Russell Shorto’s article “How Christian Were the Founders?”, a piece discussing the religious revisions being made to textbooks by the Texas school board, has hovered in the New York Times’ “Top 10 Most E-Mailed” article list for the last week or so. It is an investigative report of the Texas School Board’s curriculum decisions over the last year. These amendments will affect the social science textbooks published in the next decade, and the religious bent of the boards’ amendments to the Texas history curriculum have drawn the attention both of educators and of the nation at large.

So, why mess with Texas? Because Texas is the largest textbook distributor in the U.S., publishing companies tend to tailor their textbooks to Texas’ standards. Thus, the curriculum decisions made in Texas affect not only the students in that state, but almost all children in American public schools (one educator quoted in the article said that Texas “controlled” up to forty-seven states’ curricula). The biggest issue of contention is the board’s attempt to inject Christian doctrine into large parts of American history textbooks, to the point where one school board member commented, “Guys, you’re rewriting history now!” Led by Don McLeroy, the school board head and the most outspoken Christian activist in that political body, the Texas School Board seems well on its way to putting Christianity back into American textbooks and restructuring the way an entire generation of schoolchildren understands American history.


textbook-bible-300x225Jabs at Christianity and political conservatism aside, the New York Times article brings up some challenging questions for American Christians. Though America definitely has a Christian history (the Pilgrims brought Christianity with them from England, the Founding Fathers were Christian, and one spark in the Revolution was tension over English religious oppression), at what point does searching and teaching history become evangelizing? When does the Christian cry for “the truth” actually distort “truth” itself?
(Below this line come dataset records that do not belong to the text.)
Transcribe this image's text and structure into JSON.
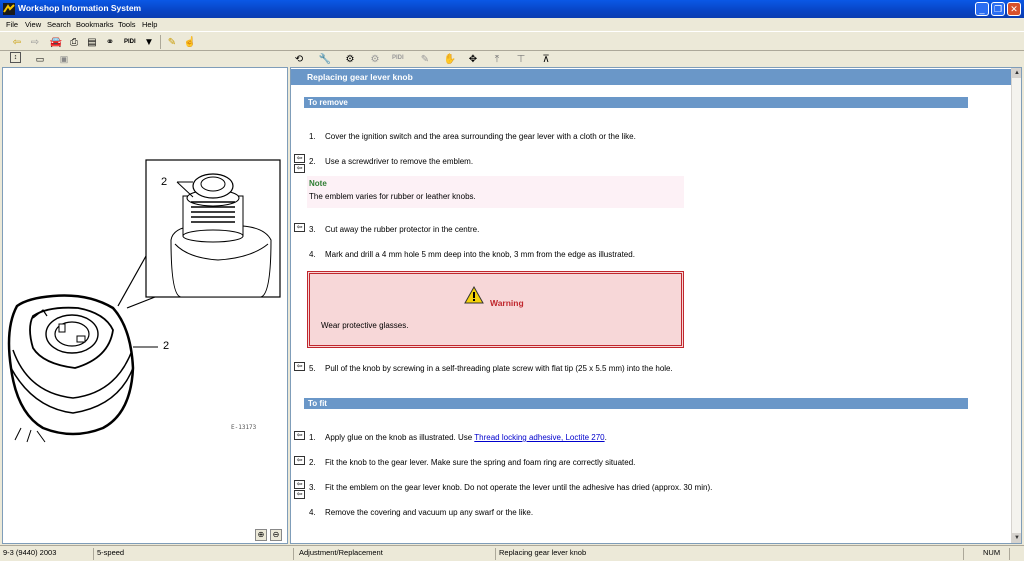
{
  "window": {
    "title": "Workshop Information System"
  },
  "menu": [
    "File",
    "View",
    "Search",
    "Bookmarks",
    "Tools",
    "Help"
  ],
  "toolbar": {
    "pidi_label": "PIDI",
    "pidi_label_2": "PIDI"
  },
  "document": {
    "header": "Replacing gear lever knob",
    "remove_section": "To remove",
    "fit_section": "To fit",
    "remove_steps": [
      {
        "num": "1.",
        "text": "Cover the ignition switch and the area surrounding the gear lever with a cloth or the like."
      },
      {
        "num": "2.",
        "text": "Use a screwdriver to remove the emblem."
      },
      {
        "num": "3.",
        "text": "Cut away the rubber protector in the centre."
      },
      {
        "num": "4.",
        "text": "Mark and drill a 4 mm hole 5 mm deep into the knob, 3 mm from the edge as illustrated."
      },
      {
        "num": "5.",
        "text": "Pull of the knob by screwing in a self-threading plate screw with flat tip (25 x 5.5 mm) into the hole."
      }
    ],
    "note": {
      "title": "Note",
      "text": "The emblem varies for rubber or leather knobs."
    },
    "warning": {
      "title": "Warning",
      "text": "Wear protective glasses."
    },
    "fit_steps": [
      {
        "num": "1.",
        "text_before": "Apply glue on the knob as illustrated. Use ",
        "link": "Thread locking adhesive, Loctite 270",
        "text_after": "."
      },
      {
        "num": "2.",
        "text": "Fit the knob to the gear lever. Make sure the spring and foam ring are correctly situated."
      },
      {
        "num": "3.",
        "text": "Fit the emblem on the gear lever knob. Do not operate the lever until the adhesive has dried (approx. 30 min)."
      },
      {
        "num": "4.",
        "text": "Remove the covering and vacuum up any swarf or the like."
      }
    ]
  },
  "illustration": {
    "callout_top": "2",
    "callout_side": "2",
    "code": "E-13173"
  },
  "statusbar": {
    "vehicle": "9-3 (9440) 2003",
    "gearbox": "5-speed",
    "category": "Adjustment/Replacement",
    "topic": "Replacing gear lever knob",
    "num": "NUM"
  }
}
Though I think McLeroy’s attempt to put Christianity back in the textbooks is a legitimate and partially well-intentioned one, what I, as a Christian, have a problem with is how far he’s taken it. I wonder how his attempt to rewrite American history (and, yes, a large portion of his amendments blatantly rewrite our history with a historically unfounded religious bent) affects our faith. I can’t help but question how rewriting an entire curriculum will win more people over to the Christian cause. Even if Christianity is written into textbooks, it will become more about fact and less about faith. Won’t the effect of the new curriculum be that an entire generation learn about Christianity as a historical fact rather than a plausible system of beliefs and life guidelines? Is that really what Christians want?
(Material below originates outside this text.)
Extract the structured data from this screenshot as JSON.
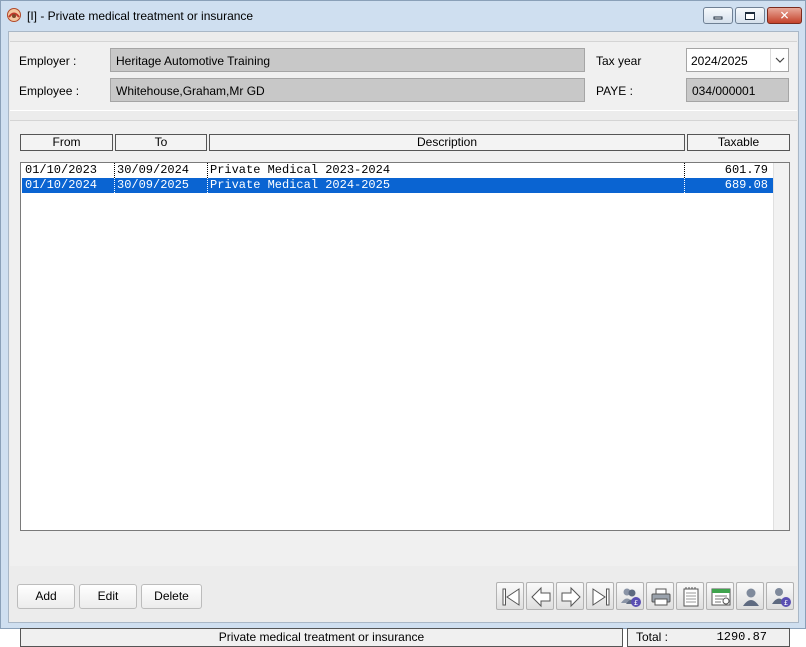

The biggest problem that I have with McLeroy’s form of evangelism is that it doesn’t really educate people about Christianity itself; though the textbook revisions may or may not prove that this country was founded on Christian principles, or that America is a Christian country that exists for the glory of God, changing history books does not further the Christian cause. Telling someone that John Adams was a Christian does not make a convert. Neither does making false references and connections to Mosaic law (even as a Christian, I can’t help but wonder where that proposal came from).  Christians are commanded to actively share their religion, but I doubt that “sharing” means doing so by ignoring scholarly advice and research and manhandling history into a small group’s idea of the Christian universe. Christians have nothing to gain by deceiving people; should the school board turn more politically and religiously liberal in the next few decades, these changes could come back to haunt us. Christianity’s crusade would be powerless, its newfound enemies using the immoral and deceitful acts of a few to falsely characterize Christianity as a corruptive force and a significant source of deceit for an entire generation.
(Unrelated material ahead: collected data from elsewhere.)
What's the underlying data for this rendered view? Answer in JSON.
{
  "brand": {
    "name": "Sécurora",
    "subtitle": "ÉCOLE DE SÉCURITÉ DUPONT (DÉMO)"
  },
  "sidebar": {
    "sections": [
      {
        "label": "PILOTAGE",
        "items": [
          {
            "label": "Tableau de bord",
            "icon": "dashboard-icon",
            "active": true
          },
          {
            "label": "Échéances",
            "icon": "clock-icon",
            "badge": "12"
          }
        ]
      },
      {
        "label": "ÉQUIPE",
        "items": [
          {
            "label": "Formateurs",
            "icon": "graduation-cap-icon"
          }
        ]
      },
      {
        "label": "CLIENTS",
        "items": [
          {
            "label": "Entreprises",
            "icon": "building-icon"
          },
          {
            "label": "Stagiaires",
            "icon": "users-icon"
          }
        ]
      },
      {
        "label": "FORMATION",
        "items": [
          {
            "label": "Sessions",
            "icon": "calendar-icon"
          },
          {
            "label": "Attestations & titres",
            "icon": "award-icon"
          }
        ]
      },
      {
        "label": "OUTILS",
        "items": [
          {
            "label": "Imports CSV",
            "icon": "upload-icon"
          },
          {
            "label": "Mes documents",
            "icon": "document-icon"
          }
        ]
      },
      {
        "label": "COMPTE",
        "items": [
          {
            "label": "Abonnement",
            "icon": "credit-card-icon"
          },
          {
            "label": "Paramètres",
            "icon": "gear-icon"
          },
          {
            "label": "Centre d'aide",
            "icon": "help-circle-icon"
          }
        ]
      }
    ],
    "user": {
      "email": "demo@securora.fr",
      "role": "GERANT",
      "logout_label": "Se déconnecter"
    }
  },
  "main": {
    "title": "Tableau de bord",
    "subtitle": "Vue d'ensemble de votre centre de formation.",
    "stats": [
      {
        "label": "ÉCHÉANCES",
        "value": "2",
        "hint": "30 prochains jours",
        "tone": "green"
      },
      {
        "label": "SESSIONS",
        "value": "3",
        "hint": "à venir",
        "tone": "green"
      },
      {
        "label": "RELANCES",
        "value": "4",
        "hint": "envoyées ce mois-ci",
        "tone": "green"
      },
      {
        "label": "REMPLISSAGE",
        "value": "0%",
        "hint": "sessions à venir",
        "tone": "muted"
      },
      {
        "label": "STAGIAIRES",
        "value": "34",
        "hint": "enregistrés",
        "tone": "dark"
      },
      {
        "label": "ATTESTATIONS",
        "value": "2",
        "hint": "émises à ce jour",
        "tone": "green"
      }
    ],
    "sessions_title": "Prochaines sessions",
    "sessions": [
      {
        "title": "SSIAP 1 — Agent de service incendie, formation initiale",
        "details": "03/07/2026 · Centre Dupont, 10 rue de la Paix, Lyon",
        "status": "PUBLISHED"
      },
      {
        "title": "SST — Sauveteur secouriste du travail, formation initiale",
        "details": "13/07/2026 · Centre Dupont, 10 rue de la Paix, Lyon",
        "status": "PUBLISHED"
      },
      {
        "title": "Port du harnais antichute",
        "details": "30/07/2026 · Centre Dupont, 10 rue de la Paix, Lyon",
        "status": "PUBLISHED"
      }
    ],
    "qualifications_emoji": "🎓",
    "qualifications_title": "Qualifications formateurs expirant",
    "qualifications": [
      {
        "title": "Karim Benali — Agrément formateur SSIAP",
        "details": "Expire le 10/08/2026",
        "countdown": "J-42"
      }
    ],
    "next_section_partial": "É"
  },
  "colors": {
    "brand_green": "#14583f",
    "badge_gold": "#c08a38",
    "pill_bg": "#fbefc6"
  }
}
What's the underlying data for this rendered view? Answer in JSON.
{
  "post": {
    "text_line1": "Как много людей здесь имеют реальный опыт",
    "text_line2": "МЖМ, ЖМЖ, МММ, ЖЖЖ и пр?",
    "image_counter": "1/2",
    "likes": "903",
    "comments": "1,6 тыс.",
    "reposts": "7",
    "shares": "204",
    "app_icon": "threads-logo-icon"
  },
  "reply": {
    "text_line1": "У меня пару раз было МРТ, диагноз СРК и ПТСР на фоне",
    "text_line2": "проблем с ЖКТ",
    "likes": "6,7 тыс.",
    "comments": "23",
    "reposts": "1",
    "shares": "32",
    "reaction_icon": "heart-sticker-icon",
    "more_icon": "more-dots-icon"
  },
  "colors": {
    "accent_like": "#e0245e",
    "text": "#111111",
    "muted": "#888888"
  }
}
In the end, Shorto did concede that most of the amendments didn’t pass, and that the curriculum in its final form was much more moderate than he expected. However, he remained concerned about what was happening behind closed doors, as he reported that McLeroy and Co. continue to communicate with publishing companies and revise sections of the voted-upon curriculum that they still find “morally objectionable.” What is ironic is how “morally objectionable” has come to describe McLeroy; his zeal for evangelism and his misguided means have led him to the heart of the political and moral corruption that his new curriculum hopes to cure.